2010/03/06

Calculating the number of VoIP channels you can fit on an ADSL line

A question that occasionally comes up in the #A&A IRC channel is "how many VoIP channels can I fit on one ADSL line?" The answer is quite simple to calculate, and you can do similar arithmetic for other realtime traffic:

We start with some general knowledge; people who read my previous post on ADSL overheads will be aware that ADSL sync rates are the number of ATM cell bits you can fit down the line. ATM cells are 53 bytes long, so you divide your sync rate by 424 (bits per cell) to get the cell rate. So, all we need to know is how many cells per second in a VoIP call. The table below has details of all the bits in a single 20 millisecond packet of G.711 (a-law or ยต-law) VoIP:

BytesReason
8AAL5 trailer
2PPP framing for PPPoA
20IPv4 header
8UDP header
12RTP header
160G.711 voice data
This adds up to 210 bytes; cells carry 48 bytes each, and can only be used for one packet, so we need 5 cells, with 30 bytes padding.
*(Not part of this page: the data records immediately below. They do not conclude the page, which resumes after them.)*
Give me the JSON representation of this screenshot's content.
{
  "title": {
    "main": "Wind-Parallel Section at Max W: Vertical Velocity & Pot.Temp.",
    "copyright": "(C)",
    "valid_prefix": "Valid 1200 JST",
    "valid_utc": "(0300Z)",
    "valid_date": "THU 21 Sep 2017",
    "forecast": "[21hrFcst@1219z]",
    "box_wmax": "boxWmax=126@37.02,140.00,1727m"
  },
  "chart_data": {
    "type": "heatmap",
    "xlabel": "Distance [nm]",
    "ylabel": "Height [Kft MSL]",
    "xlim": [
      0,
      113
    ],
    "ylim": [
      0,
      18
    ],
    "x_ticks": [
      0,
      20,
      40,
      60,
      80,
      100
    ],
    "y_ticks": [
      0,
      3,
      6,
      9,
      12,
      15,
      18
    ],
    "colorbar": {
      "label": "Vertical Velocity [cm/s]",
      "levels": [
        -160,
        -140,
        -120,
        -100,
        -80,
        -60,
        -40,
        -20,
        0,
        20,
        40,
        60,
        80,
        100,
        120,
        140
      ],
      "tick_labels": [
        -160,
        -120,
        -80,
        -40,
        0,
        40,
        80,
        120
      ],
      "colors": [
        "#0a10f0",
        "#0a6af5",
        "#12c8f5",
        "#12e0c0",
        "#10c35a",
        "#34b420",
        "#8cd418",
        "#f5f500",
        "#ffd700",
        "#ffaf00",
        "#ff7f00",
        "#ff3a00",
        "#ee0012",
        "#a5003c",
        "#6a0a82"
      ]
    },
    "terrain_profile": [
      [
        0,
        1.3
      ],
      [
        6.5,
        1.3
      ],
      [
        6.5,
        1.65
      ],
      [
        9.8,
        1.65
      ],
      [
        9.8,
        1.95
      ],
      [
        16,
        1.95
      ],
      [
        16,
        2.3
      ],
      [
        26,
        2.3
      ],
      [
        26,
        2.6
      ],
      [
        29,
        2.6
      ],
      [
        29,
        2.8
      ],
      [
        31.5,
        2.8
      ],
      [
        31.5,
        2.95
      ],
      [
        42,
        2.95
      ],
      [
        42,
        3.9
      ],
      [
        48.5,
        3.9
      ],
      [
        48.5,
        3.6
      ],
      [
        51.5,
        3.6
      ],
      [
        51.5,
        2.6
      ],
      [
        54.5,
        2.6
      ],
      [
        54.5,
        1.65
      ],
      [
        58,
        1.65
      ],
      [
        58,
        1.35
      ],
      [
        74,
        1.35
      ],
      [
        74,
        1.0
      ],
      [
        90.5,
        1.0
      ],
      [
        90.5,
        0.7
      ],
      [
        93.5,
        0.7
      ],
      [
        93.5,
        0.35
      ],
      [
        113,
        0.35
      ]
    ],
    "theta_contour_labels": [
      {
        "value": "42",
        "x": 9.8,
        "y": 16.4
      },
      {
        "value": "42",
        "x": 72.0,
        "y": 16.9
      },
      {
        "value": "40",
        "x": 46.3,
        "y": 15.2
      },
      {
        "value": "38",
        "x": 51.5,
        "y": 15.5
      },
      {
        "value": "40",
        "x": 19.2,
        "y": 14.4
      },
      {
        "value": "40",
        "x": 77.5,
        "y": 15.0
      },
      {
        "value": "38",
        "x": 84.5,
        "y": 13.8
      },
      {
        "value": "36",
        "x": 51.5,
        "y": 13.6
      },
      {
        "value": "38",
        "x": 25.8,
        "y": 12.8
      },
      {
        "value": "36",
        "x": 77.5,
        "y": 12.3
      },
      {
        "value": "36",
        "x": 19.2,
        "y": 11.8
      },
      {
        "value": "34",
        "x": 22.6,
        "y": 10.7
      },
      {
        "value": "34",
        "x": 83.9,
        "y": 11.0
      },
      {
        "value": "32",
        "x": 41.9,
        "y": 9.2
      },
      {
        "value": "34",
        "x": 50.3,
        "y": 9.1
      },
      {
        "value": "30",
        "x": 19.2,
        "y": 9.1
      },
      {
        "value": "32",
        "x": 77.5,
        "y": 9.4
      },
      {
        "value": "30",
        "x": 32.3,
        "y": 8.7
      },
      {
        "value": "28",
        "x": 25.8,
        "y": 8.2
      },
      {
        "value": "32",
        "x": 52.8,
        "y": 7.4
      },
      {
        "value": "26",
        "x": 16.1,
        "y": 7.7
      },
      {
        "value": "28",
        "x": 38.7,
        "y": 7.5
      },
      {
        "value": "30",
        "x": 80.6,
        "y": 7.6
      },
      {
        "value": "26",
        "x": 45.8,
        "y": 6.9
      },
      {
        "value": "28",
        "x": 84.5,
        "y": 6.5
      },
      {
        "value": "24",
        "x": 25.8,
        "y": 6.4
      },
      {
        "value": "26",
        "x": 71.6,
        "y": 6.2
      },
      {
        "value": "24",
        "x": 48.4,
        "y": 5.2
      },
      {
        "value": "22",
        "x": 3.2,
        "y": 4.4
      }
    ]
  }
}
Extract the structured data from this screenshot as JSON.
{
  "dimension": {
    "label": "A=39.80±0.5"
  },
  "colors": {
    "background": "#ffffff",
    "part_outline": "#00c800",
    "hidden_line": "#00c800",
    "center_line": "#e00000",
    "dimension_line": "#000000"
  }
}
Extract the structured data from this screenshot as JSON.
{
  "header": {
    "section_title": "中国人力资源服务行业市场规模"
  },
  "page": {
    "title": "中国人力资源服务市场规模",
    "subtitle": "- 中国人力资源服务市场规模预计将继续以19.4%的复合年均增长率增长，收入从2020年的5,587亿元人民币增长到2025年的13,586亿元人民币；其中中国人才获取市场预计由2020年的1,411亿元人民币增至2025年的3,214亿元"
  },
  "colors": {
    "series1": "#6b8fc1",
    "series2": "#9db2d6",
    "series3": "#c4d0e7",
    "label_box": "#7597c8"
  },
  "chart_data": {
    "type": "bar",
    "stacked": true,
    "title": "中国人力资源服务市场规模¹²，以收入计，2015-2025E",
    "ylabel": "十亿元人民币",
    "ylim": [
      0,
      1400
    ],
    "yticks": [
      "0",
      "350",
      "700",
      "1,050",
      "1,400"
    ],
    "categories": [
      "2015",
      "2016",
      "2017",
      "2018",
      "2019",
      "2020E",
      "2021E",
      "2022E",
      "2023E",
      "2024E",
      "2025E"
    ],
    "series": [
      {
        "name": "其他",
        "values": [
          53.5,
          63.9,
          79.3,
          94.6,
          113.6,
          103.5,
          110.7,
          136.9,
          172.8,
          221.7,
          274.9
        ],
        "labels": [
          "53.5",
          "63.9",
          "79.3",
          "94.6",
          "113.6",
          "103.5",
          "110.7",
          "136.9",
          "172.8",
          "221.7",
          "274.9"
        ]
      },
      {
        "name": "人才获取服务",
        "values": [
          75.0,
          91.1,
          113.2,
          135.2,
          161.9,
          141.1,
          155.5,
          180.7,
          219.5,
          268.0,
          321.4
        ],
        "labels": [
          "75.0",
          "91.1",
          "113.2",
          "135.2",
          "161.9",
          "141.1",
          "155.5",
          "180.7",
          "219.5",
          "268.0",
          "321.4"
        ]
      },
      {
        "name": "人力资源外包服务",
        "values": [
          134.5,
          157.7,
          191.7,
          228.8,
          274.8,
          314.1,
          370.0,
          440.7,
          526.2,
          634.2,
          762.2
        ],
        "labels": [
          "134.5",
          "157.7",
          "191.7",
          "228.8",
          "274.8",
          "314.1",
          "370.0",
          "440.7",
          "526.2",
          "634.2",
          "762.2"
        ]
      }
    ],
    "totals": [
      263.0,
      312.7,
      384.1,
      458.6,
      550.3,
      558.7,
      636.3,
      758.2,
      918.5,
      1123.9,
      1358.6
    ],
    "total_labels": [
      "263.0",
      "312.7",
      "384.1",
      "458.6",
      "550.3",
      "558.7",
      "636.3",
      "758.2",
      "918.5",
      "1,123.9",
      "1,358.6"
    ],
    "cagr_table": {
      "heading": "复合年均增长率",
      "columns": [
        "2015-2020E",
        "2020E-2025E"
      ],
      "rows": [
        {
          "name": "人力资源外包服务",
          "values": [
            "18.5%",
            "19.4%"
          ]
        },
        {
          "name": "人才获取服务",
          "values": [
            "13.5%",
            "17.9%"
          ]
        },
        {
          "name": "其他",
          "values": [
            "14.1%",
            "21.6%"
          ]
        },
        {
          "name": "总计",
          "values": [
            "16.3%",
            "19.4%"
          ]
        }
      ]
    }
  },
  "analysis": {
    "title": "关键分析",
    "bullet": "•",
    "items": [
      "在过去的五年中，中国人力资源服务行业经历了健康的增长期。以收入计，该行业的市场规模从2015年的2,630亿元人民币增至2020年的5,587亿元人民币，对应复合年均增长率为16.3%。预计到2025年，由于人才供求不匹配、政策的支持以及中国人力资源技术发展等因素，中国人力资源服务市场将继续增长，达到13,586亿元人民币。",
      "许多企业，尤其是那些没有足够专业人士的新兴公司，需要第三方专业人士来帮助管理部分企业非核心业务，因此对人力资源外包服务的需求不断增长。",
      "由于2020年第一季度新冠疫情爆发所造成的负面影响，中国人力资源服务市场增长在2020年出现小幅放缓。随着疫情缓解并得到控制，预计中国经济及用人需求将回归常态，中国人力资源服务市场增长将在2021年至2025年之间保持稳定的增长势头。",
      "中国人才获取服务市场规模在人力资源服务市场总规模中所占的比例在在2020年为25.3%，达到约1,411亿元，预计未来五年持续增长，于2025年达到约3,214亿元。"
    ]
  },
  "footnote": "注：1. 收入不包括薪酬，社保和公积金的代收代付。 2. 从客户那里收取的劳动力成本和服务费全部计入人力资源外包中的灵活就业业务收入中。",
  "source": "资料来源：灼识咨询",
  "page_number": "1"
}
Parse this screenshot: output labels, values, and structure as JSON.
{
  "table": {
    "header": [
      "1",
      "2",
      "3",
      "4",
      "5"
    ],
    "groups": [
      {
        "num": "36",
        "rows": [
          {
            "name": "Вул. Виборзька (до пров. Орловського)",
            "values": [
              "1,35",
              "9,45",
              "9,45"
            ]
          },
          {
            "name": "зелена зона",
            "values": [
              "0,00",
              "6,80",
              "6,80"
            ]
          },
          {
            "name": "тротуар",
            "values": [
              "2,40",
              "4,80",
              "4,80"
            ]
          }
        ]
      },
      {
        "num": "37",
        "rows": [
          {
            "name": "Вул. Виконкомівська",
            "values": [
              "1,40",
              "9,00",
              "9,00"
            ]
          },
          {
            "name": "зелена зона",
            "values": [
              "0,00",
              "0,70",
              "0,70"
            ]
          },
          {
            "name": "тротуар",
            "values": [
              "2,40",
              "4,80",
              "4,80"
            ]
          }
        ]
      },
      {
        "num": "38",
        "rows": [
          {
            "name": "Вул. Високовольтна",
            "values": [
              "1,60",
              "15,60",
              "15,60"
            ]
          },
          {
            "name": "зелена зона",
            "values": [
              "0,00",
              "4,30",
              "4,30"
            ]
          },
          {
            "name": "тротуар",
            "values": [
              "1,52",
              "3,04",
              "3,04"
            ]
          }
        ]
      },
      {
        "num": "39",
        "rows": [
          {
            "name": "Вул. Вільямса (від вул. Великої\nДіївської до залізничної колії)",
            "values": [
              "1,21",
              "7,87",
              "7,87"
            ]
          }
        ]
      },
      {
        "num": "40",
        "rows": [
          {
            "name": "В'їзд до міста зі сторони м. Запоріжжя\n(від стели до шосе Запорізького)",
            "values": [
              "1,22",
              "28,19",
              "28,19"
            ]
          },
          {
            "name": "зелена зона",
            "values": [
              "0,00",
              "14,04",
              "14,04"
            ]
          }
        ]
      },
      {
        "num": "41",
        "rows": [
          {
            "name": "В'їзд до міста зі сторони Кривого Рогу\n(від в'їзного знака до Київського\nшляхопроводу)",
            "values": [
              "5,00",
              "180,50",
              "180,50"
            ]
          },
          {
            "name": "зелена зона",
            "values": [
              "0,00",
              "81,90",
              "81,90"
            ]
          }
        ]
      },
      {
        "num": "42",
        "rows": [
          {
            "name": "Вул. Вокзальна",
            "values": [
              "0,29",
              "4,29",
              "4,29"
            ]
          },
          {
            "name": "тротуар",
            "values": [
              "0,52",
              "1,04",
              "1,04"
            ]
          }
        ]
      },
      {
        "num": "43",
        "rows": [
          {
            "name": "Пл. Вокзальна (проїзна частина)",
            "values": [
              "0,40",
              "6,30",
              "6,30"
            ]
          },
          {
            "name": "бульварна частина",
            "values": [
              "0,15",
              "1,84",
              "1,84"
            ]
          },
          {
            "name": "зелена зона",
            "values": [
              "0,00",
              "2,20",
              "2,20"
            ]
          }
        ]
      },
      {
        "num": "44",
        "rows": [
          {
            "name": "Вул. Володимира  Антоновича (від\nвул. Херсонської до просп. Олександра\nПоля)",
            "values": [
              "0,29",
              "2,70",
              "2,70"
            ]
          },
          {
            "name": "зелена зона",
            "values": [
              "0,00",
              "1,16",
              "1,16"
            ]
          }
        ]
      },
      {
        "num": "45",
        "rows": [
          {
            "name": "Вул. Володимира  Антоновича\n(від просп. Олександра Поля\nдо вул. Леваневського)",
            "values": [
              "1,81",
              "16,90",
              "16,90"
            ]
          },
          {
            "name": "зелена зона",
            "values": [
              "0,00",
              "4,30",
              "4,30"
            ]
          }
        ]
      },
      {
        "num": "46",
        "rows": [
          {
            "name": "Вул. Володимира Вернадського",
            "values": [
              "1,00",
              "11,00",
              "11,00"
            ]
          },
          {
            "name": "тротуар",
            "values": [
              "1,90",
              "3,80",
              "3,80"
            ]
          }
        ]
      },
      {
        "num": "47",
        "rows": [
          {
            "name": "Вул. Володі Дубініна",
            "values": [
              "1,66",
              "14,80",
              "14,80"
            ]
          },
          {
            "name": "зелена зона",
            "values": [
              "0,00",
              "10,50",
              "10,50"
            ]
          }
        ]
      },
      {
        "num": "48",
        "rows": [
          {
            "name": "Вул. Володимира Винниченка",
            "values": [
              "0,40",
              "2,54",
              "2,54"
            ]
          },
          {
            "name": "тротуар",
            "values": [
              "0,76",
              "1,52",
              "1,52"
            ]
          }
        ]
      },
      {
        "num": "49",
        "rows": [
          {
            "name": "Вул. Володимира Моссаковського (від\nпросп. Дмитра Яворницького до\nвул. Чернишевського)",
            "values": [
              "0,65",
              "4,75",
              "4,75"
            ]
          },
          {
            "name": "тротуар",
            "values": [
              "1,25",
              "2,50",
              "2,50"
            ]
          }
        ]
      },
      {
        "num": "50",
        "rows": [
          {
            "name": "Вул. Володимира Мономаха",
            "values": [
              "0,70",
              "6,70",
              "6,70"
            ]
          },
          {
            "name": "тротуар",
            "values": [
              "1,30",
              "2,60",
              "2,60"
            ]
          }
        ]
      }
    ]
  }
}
There are 50 of these packets in a second of VoIP, so each call needs 250 cells/second, or 106 kbit/s of sync rate.

Because we have 30 bytes of padding, we can deduce that the extra 20 bytes overhead of PPPoE won't hurt us; nor will the extra 20 bytes header size of IPv6. However, if we use both IPv6 and PPPoE, we will need one more cell per packet, making it 6 cells for one packet, or 300 cells/second, or 127.2 kbit/s of sync rate per call.

We know we need a little spare capacity for signalling and monitoring, but from this, we can deduce that a 448kbit/s ADSL upstream (IP Stream Standard) can support 4 calls, or 3 if you're using both PPPoE and IPv6. An 832kbit/s upstream supports 8 calls, or 6 if you're using both PPPoE and IPv6. The 2MBit/s I get on Annex M supports 15 calls with PPPoE and IPv6, or 18 calls with either IPv4 or PPPoA.